A personal perspective written by Ms Maria Nguyen, Final Medical Student Volunteer
At some point during medical school, students will be taken through the obligatory themes of cultural sensitivity and vulnerable patient groups. Refugee health was one such topic, briefly occupying the limelight during our ‘Professional Attitudes & Cultural Education Studies’ component of our General Practice training. Tutorial role-plays invariably steered towards the clinical. Refugee, are you? Better check hepatitis B and C, HIV, malaria. Active tuberculosis. Anaemia. Vitamin D. Immunisations? Diet? Dental health? Mental health? The list goes on.

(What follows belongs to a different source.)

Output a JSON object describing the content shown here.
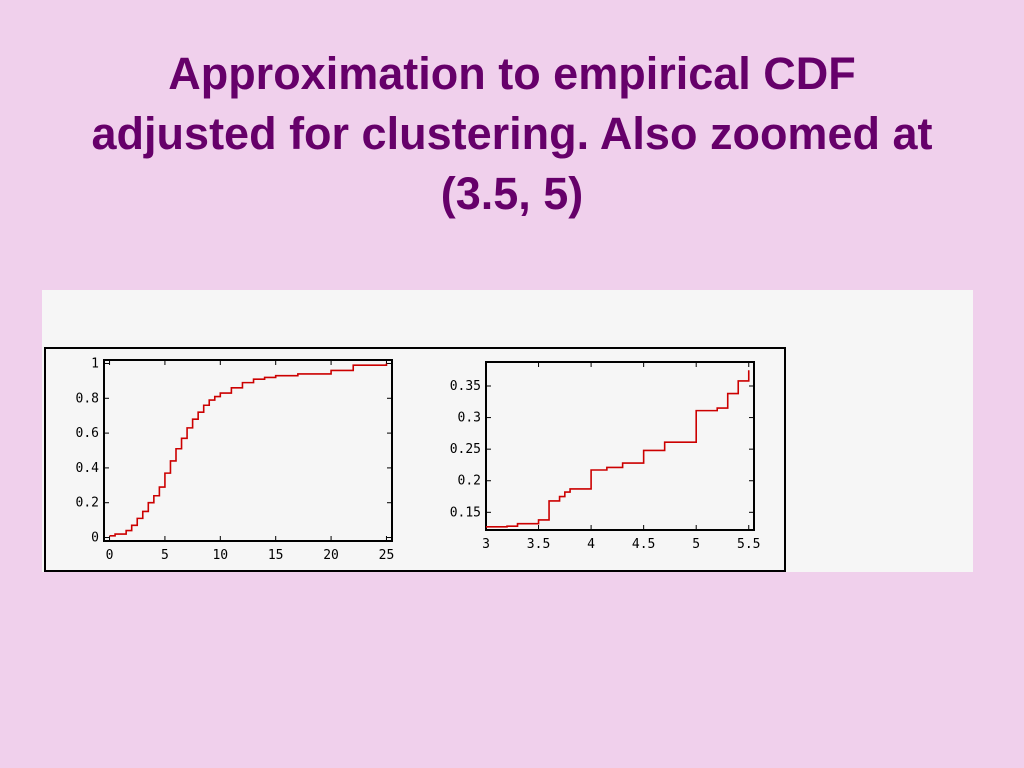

Like good holistic medical students, we jotted down points on cultural awareness and sensitivity. Check what language the patient speaks. Book an interpreter, preferably “on-site”. Arrange seating to enable direct communication between the interpreter and patient. Speak directly to the patient. Speak in a clear voice. Use pictures and diagrams. Use printed material in the patient’s language. Remember different attitudes to death and dying. Cultural taboos. Body language. Eye contact, unless it’s perceived as insensitive. DO NOT BE INSENSITIVE.
On the ward, my brief experiences with refugee health consisted less of perfect triangles of clear doctor-interpreter-patient communication, and instead typically involved a doctor spotting my surname on my ID badge and enquiring whether I could consent a patient for an angiography in Vietnamese. As my cardiovascular Vietnamese vocabulary didn’t extend beyond ‘chest pain’ and ‘heart’, my response was always a polite no.
The lessons learnt from those earlier tutorials tumbled back into relevance when I joined The Water Well Project as a volunteer. I was allocated to address a young men’s soccer team, predominantly from Afghanistan, on navigating health care in Australia. What healthcare services are refugees and asylum seekers entitled to again? What cultural taboos should I be aware of? My frantic Google searches did little to dispel the butterflies, and neither did a quick review of my scant tutorial notes.
Of course, my nervousness was unwarranted. The group of young men, after understanding what we were there to discuss, listened in, asked questions, translated for each other when needed, laughed at our jokes (thankfully), and willingly shared some of their own experiences. I soon signed up to more sessions, and found that each new encounter with a different group always brought fresh insights, and different challenges.
I quickly appreciated the range of languages and dialects that exist within cultures. The Afghan diaspora, for instance, included migrants who could speak Dari/Hazaragi, Pashto, Uzbek, Turkmen, Urdu and some 30 other minority languages. Having an interpreter, who was often fluent in more than one language/dialect other than English, was a blessing for the participants but did mean the session moved at half the speed.
Subtle and not-so-subtle cultural differences also emerged with some frequency. I remember speaking to a large group of women from an assortment of refugee backgrounds about sexual health. When the topic of contraception arose, one woman proclaimed that condoms made sexual intercourse less pleasant, which was why she didn’t often use one. I sat back, bewildered and bemused, as half the room tittered in agreement. Another lady asked me why knowing about STIs was important, since she’ll only ever have intercourse with her husband. Not surprisingly, that particular session went overtime, carried by intense conversations mostly regarding sexual responsibility. My pre-organised notes on ten different types of STIs stayed in their folder, untouched.
I was thrilled every time I could connect with a new group of participants, and as time went along and my pre-session jitters gave way to earnest anticipation, I learnt probably my most important lesson when it comes to addressing health in refugees and asylum seekers: as different as we may be in terms of culture, language and life experiences, the things that dictate our attitudes to our health and accessing healthcare are still one and the same – our ability to be autonomous, to make informed choices, to be heard, understood and personally supported. Mary Belfrage nails it in her perspective on “culturally safe” health care: "People need to feel like themselves and believe that the health care is connected to their lives, that they are involved and have choices, that it’s not primarily someone else’s agenda. It’s often not so much about empowering people as not disempowering" (ref1).
The migrants, refugees and asylum seekers we encounter will, I hope and believe, walk away a bit more empowered (or perhaps a bit less disempowered) to make life-affirming choices. Such is the aim of the Water Well Project. And at the end of the day, I leave these sessions more enriched, marvelling at the similarities and differences between human beings around the world, and wondering whether med school tutorials could have ever truly prepared me for these complex and rewarding interactions I’ve been honoured to experience.
1- Belfrage M. Why “culturally safe” health care? Med J Aust 2007; 186 (10): 537-538.